Heleni também explicitou historicamente a sociedade das drogas. Não existe e nunca existiu uma sociedade sem drogas, sendo assim, não tem sentido essa guerra contra as drogas. Os rituais religiosos são exemplo disso fazendo uso de vinhos, chás, etc.

O modelo proibicionista das drogas parte do princípio do medo, trás os valores morais e os interesses econômicos-políticos como motivos para o não uso de drogas. A ONU traz dados como: o tabaco causou 5 milhões de mortes no mundo, o álcool 2,5 milhões e as drogas ilícitas 200 mil pessoas mortas no mundo.

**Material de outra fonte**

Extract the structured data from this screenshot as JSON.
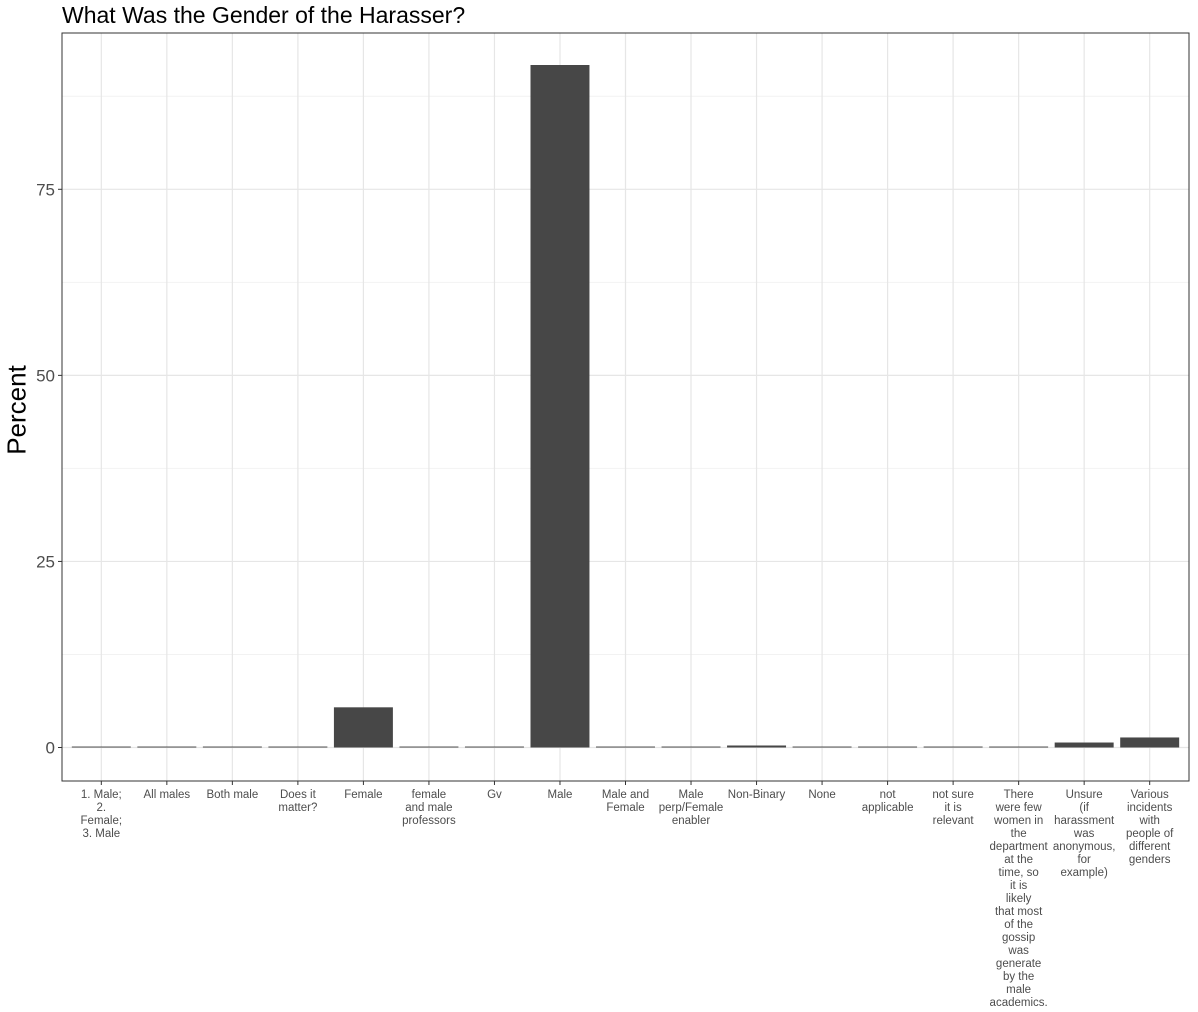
{
  "chart_data": {
    "type": "bar",
    "title": "What Was the Gender of the Harasser?",
    "xlabel": "",
    "ylabel": "Percent",
    "ylim": [
      -4.5,
      96
    ],
    "yticks": [
      0,
      25,
      50,
      75
    ],
    "grid": true,
    "bar_color": "#474747",
    "categories": [
      "1. Male; 2. Female; 3. Male",
      "All males",
      "Both male",
      "Does it matter?",
      "Female",
      "female and male professors",
      "Gv",
      "Male",
      "Male and Female",
      "Male perp/Female enabler",
      "Non-Binary",
      "None",
      "not applicable",
      "not sure it is relevant",
      "There were few women in the department at the time, so it is likely that most of the gossip was generate by the male academics.",
      "Unsure (if harassment was anonymous, for example)",
      "Various incidents with people of different genders"
    ],
    "category_label_lines": [
      [
        "1. Male;",
        "2.",
        "Female;",
        "3. Male"
      ],
      [
        "All males"
      ],
      [
        "Both male"
      ],
      [
        "Does it",
        "matter?"
      ],
      [
        "Female"
      ],
      [
        "female",
        "and male",
        "professors"
      ],
      [
        "Gv"
      ],
      [
        "Male"
      ],
      [
        "Male and",
        "Female"
      ],
      [
        "Male",
        "perp/Female",
        "enabler"
      ],
      [
        "Non-Binary"
      ],
      [
        "None"
      ],
      [
        "not",
        "applicable"
      ],
      [
        "not sure",
        "it is",
        "relevant"
      ],
      [
        "There",
        "were few",
        "women in",
        "the",
        "department",
        "at the",
        "time, so",
        "it is",
        "likely",
        "that most",
        "of the",
        "gossip",
        "was",
        "generate",
        "by the",
        "male",
        "academics."
      ],
      [
        "Unsure",
        "(if",
        "harassment",
        "was",
        "anonymous,",
        "for",
        "example)"
      ],
      [
        "Various",
        "incidents",
        "with",
        "people of",
        "different",
        "genders"
      ]
    ],
    "values": [
      0.13,
      0.13,
      0.13,
      0.13,
      5.4,
      0.13,
      0.13,
      91.7,
      0.13,
      0.13,
      0.27,
      0.13,
      0.13,
      0.13,
      0.13,
      0.67,
      1.35
    ]
  }
}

As políticas de enfrentamento às drogas no Brasil acabam culpabilizando e criminalizando os/as usuários/as. Os governos desenvolvem ações policialescas, repressivas e violência em primazia às ações preventivas e ao tratamento.

O Serviço Social deve lutar pela descriminalização da posse e do uso pessoal de drogas, pela descriminalização do cultivo para uso pessoal, fazer a diferenciação entre o porte para o consumo e o porte para o tráfico e a luta para que a Anvisa libere a produção para uso terapêutico. Também deve lutar para que os recursos públicos sejam destinados aos serviços públicos e não para as comunidades terapêuticas que acabam por não prestar um serviço multiprofissional de qualidade.

Plenária: O enfrentamento ao preconceito no cotidiano profissional: um compromisso ético-político

A assistente social e professora da UFRJ, Marlise Vinagre Silva, iniciou o debate abordando sobre o cotidiano problematizado a partir da perspectiva histórico-critica, o cotidiano como senso comum e o cotidiano como espaço contraditório, como sendo um solo fértil para disseminação dos preconceitos.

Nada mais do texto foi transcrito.